Deal Price Prevails in Yet Another Delaware Statutory Appraisal Ruling
February 10, 2020 | Court Rulings, Valuations
Stillwater Mining Co.
Nine days after his ruling in Columbia Pipeline, Vice Chancellor Laster again found the deal price was the most reliable indicator of fair value in a statutory appraisal case involving a publicly traded mining company. The Court of Chancery’s analysis in Columbia Pipeline served as a template for this case, but the court burrowed even deeper into legal issues related to the sale process and discussed in detail the party experts’ testimony on the validity of the trading price. Here, as in Columbia Pipeline, the court declined to engage with the experts’ discounted cash flow analyses.
Metal price and company value related
The litigation arose out of the sale of Stillwater Mining Co. (Stillwater) to the respondent, Sibanye Gold Ltd. (Sibanye). Stillwater primarily produced palladium and platinum, and its valuation was closely linked to the prices of these metals. The driving force behind the sale to Sibanye was Stillwater’s CEO. The contested merger closed in May 2017.
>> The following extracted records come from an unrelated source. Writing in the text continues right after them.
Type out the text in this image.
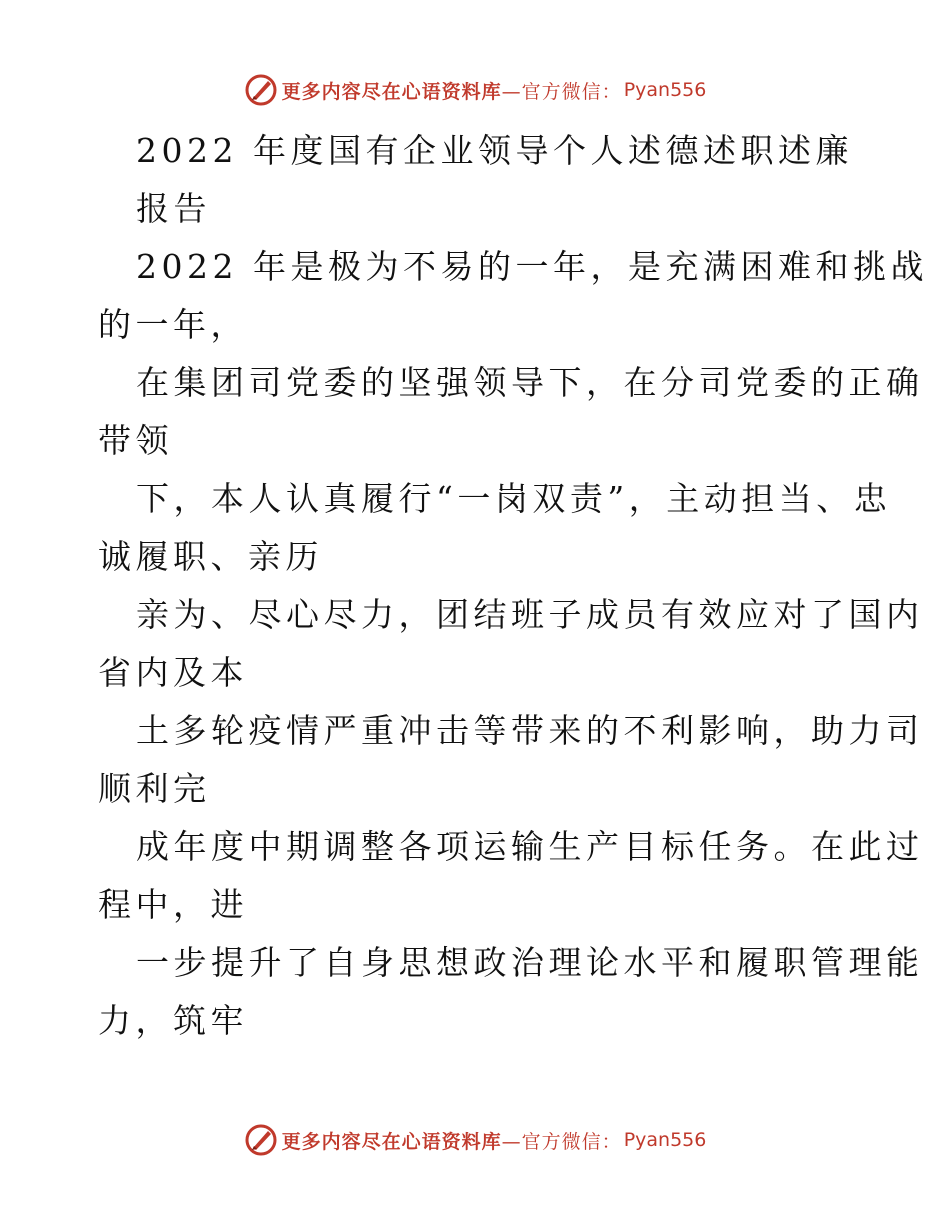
更多内容尽在心语资料库 —官方微信： Pyan556
2022 年度国有企业领导个人述德述职述廉
报告
2022 年是极为不易的一年，是充满困难和挑战
的一年，
在集团司党委的坚强领导下，在分司党委的正确
带领
下，本人认真履行“一岗双责”，主动担当、忠
诚履职、亲历
亲为、尽心尽力，团结班子成员有效应对了国内
省内及本
土多轮疫情严重冲击等带来的不利影响，助力司
顺利完
成年度中期调整各项运输生产目标任务。在此过
程中，进
一步提升了自身思想政治理论水平和履职管理能
力，筑牢
更多内容尽在心语资料库 —官方微信： Pyan556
The court explained that the reliability of the deal price hinged on the integrity of the sale process. The court allowed that the presigning sale process was imperfect. The petitioners showed that the CEO had personal reasons for pursuing this sale and was singularly focused on a deal with Sibanye; he entered negotiations with Sibanye without timely informing the board, developed a pricing metric without the board’s knowledge, and organized a multiday site visit by Sibanye without cuing the board. Once in the loop, the board failed to perform meaningful oversight. But the court also found that there was a post-signing market check, which, even if rushed and conducted against the backdrop of numerous deal protections, was effective. No bidder emerged.
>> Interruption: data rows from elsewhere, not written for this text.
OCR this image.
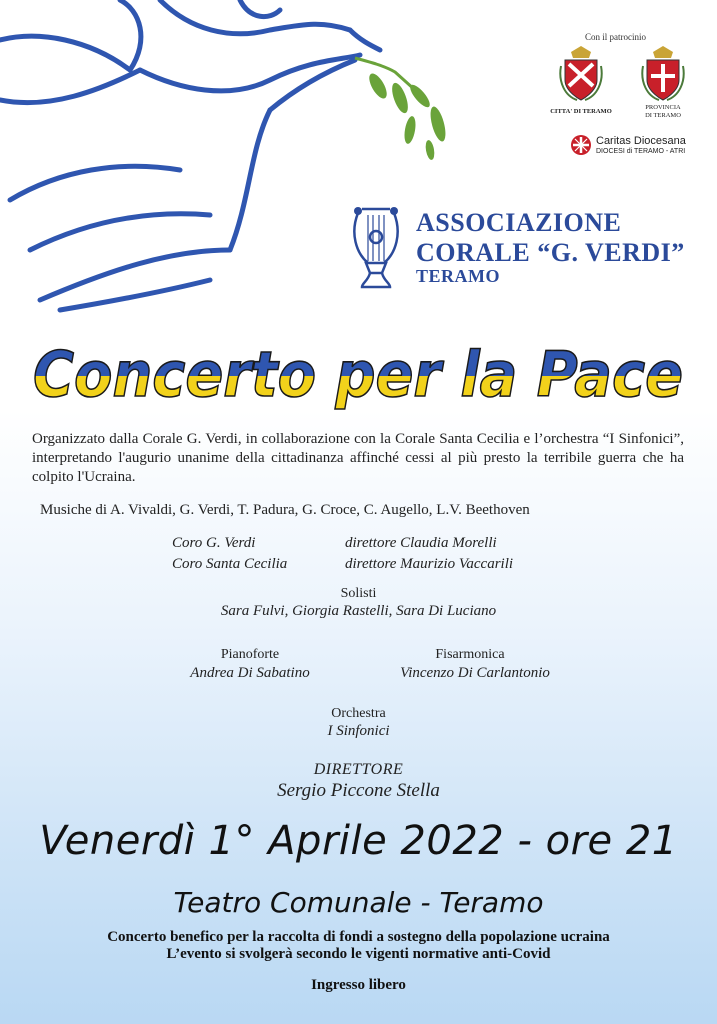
Con il patrocinio
CITTA' DI TERAMO
PROVINCIA
DI TERAMO
Caritas Diocesana
DIOCESI di TERAMO - ATRI
ASSOCIAZIONE
CORALE “G. VERDI”
TERAMO
Concerto per la Pace
Organizzato dalla Corale G. Verdi, in collaborazione con la Corale Santa Cecilia e l’orchestra “I Sinfonici”, interpretando l'augurio unanime della cittadinanza affinché cessi al più presto la terribile guerra che ha colpito l'Ucraina.
Musiche di A. Vivaldi, G. Verdi, T. Padura, G. Croce, C. Augello, L.V. Beethoven
Coro G. Verdi	direttore Claudia Morelli
Coro Santa Cecilia	direttore Maurizio Vaccarili
Solisti
Sara Fulvi, Giorgia Rastelli, Sara Di Luciano
Pianoforte
Andrea Di Sabatino
Fisarmonica
Vincenzo Di Carlantonio
Orchestra
I Sinfonici
DIRETTORE
Sergio Piccone Stella
Venerdì 1° Aprile 2022 - ore 21
Teatro Comunale - Teramo
Concerto benefico per la raccolta di fondi a sostegno della popolazione ucraina
L’evento si svolgerà secondo le vigenti normative anti-Covid
Ingresso libero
In assessing the specific facts, the court explored a broader issue: whether the deal price can be a reliable indicator of fair value where the seller pursues a single-bidder strategy in the presigning stage but allows for a post-signing market check. The court acknowledged that the state Supreme Court had not examined this question in the appraisal context. But the court found guidance in the Supreme Court’s enhanced scrutiny jurisprudence that applies in breach of fiduciary duty cases. The court noted that commentators on Delaware case law have noted the deal price will provide evidence of fair value in an appraisal proceeding that features a publicly traded company if the sale process would satisfy the enhanced scrutiny standard in a fiduciary challenge. In addition, the court considered the facts underlying the Delaware Supreme Court decisions in DFC Global, Dell, and Aruba. Recognizing that not all cases “are squarely on point,” the Court of Chancery proposed that a single-bidder process may produce a reliable deal price if the merger agreement allowed for a passive post-signing market check and no other factors undermined the sale process.
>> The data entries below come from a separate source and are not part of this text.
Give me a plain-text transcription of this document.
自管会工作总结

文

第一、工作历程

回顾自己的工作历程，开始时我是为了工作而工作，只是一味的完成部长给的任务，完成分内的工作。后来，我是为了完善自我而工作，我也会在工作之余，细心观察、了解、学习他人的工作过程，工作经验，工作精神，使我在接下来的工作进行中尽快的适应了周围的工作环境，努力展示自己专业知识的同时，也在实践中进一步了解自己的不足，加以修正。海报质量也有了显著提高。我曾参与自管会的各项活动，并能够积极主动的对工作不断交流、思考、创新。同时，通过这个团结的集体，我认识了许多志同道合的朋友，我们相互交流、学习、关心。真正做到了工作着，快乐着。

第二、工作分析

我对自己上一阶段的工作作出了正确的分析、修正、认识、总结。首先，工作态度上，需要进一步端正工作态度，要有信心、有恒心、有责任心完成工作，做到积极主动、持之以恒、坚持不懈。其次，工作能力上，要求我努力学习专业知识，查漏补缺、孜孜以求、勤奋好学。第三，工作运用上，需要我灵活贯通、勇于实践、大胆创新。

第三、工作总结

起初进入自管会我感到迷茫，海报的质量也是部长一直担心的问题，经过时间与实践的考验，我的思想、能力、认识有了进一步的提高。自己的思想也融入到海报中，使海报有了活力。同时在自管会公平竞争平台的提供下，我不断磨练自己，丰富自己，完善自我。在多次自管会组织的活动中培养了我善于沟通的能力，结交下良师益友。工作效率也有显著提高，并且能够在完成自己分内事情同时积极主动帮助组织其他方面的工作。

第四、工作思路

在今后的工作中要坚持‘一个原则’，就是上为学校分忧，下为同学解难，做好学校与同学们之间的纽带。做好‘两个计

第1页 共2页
This was the case here, the court concluded, endorsing the deal price. No one argued in favor of an adjustment for synergies, but the court suggested that the petitioner could have, but did not, argue for an upward adjustment to the deal price due to an increase in the company’s value between the date of announcing and closing the merger because of an increase in the value of the metals Stillwater produced. The petitioners’ expert did make a related argument in favor of adjusting the trading price upward, but this argument went nowhere, since the court found the trading price was a less reliable indicator of fair value than the deal price.
The deal price, and the company’s fair value on the closing of the merger, was $18 per share, the court found.